I was born, lucky me
In a land that I love
Though I am poor, I am free.
When I grow I shall fight,
For this land I shall die,
Let her sun never set.
Non mi ricordo un momento in cui ho cominciato ad amare/odiare gli inglesi. Mi sembra di averlo sempre fatto, da quando non conoscevo che due o tre canzoni, il Big Ben e Oliver Twist. Col tempo ho imparato a conoscerli e li ho amati sempre di più, e li ho odiati sempre di più. Gli Smiths e la Thatcher, la moquette nei bagni e il Bill of Rights. Ho sempre tifato contro l’Inghilterra, sempre, perché è sempre bello vederla perdere e gli hooligans si meritano il peggio; ho sempre ammirato il modo in cui gli inglesi discutono di calcio e in generale di sport, e in generale di qualsiasi cosa. Ho sempre trovato disgustoso il modo in cui tenevano un piede nella UE e l’altro fuori, le tresche di Blair con Bush, la loro spocchia malgrado il trattamento speciale di cui hanno goduto dal ’73 in poi. Non ho mai immaginato che l’Europa si potesse unire senza di loro. È proprio una cosa che non riesce a venirmi in mente. E adesso come mi sento.
Una volte da ragazzino feci l’errore di dare un ultimatum alla ragazza – o me o quell’altro, e lei ovviamente non scelse me, anche se sembrava la scelta più razionale (ma non è razionale aspettarsi che la gente faccia scelte razionali). Ed eccomi qui, dovrei chiedere sanzioni, gioire mentre la sterlina crolla, godere a vederti a strisciare, e invece eccomi qui che scalcio nel buio e mi domando se per caso non stai già cambiando idea. Perché nel caso, ecco, io ci sono. Puoi chiamare a qualsiasi ora, ho il telefono in carica, e in tasca un biglietto per Calais, tu di’ solo una parola. Vengo a prenderti.

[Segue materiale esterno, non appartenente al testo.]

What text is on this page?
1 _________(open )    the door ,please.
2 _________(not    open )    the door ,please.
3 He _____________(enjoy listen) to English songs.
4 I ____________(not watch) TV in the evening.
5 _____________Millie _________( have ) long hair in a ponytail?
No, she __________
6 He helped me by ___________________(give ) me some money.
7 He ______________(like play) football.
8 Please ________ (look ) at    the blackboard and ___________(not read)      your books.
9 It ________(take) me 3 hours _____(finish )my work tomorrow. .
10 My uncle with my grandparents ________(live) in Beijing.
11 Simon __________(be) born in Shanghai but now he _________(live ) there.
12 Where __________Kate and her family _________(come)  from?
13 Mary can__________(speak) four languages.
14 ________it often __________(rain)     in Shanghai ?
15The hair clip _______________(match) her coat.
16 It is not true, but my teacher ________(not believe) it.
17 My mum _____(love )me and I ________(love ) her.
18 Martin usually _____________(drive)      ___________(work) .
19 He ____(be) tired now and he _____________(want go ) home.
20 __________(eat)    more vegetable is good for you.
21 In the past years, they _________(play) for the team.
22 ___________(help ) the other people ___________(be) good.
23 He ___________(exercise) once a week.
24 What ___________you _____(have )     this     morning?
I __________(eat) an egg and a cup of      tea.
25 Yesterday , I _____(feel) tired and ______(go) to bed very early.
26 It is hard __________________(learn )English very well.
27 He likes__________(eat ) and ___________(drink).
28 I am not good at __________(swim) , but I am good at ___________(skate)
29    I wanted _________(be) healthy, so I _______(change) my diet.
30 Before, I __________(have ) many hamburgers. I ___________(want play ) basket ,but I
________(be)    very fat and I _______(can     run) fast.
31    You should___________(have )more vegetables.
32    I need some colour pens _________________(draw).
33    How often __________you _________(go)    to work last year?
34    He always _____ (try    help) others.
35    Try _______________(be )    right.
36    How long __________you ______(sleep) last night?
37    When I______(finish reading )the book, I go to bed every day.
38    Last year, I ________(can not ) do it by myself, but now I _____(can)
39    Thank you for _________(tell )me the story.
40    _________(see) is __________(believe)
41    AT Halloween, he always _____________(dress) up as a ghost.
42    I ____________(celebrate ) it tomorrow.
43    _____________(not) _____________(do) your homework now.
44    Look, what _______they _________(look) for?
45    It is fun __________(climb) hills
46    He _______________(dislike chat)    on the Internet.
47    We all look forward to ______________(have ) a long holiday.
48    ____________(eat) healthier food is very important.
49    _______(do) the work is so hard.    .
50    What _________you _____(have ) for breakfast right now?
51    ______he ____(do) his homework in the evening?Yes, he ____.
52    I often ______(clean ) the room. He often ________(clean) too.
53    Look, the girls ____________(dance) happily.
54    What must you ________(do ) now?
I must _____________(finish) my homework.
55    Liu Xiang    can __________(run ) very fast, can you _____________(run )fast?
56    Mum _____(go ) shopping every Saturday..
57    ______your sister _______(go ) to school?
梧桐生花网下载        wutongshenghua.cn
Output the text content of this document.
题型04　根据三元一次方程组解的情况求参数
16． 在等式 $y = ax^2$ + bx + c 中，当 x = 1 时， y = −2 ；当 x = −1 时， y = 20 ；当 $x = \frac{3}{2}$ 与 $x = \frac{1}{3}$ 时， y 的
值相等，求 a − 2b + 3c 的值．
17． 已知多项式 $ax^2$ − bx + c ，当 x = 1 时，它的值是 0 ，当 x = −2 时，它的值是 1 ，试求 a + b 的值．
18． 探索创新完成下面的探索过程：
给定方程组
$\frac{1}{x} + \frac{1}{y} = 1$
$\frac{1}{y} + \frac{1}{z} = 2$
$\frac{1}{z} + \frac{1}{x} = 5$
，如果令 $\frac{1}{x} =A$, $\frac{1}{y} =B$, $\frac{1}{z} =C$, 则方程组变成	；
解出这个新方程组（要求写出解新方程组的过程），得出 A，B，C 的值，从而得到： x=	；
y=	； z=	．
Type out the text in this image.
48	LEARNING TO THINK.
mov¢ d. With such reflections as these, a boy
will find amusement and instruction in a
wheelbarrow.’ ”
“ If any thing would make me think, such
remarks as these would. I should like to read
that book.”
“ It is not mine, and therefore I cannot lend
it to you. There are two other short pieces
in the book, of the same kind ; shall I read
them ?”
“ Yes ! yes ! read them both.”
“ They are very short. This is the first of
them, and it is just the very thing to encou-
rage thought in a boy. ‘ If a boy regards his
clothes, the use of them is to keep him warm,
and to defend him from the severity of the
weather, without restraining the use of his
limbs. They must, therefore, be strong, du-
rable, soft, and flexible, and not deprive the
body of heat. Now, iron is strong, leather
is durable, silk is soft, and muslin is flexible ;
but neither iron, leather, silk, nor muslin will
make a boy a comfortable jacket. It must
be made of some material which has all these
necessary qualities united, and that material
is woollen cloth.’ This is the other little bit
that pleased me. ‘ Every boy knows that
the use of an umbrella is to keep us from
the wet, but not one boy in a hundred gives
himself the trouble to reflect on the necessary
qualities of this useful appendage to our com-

Non lasciarmi solo coi tedeschi.
Non ho niente contro di loro, ma diciamo la verità: sono ottanta milioni e più, e di loro non mi è mai interessato un decimo di quello che mi interessavi tu. Vuoi mettere Goethe contro Dickens? Il Krautrock contro il progressive? Lo so che è stupido. Nessuno ha mai detto che la costruzione dell’identità europea sarebbe stata una cosa particolarmente intelligente. Io sono quel che mangio, quel che leggo, quel che ascolto e quel che guardo in tv, e soprattutto lì capisci che non c’è gara. Non dico che i tedeschi non s’impegnino – ogni tanto sbirciavo Cobra11, gli incidenti in autostrada li sanno coreografare – ma è proprio questo il punto, è proprio che vedi tantissimo che s’impegnano e il risultato è quel che è, nulla che preferirei a una vecchia puntata di The Prisoner. Sai cosa si salvava dell’ultimo film tedesco che ho visto al cinema? Emma Watson.
Non mi ricordo un momento in cui ho cominciato a sentir dire che il progetto europeo era fallito. Ricordo chiaramente che se ne parlava quando eravamo ancora in dodici. Fino a un certo punto, comunque, continuò a sembrarci inevitabile. Saremmo andati in erasmus, o col servizio volontario, avremmo incontrato altri giovani come noi, avremmo scoperto di avere più cose in comune che coi vecchi rimasti a casa. Certo, il muro di Berlino crollando cambiò gli equilibri e dal 2004 in poi forse nessuno ci ha più capito nulla. Forse l’Europa non è così inevitabile dopotutto. Forse i nostri figli penseranno dell’Inghilterra quel che pensavano i nostri nonni prima di partire, dio la stramaledica, perfida Albione, eccetera. Ma mi sembra impossibile.
In casa nostra almeno, con quei Coe e quegli Hornby sulle mensole. E l’autoradio che ogni tanto pesca Victoria dei Kinks, e se il passeggero più giovane mi chiede: perché fai V con le dita? Io rispondo: è il segno della vittoria, perché sai, noi vinceremo. Per quanto lunga e dura possa essere la strada.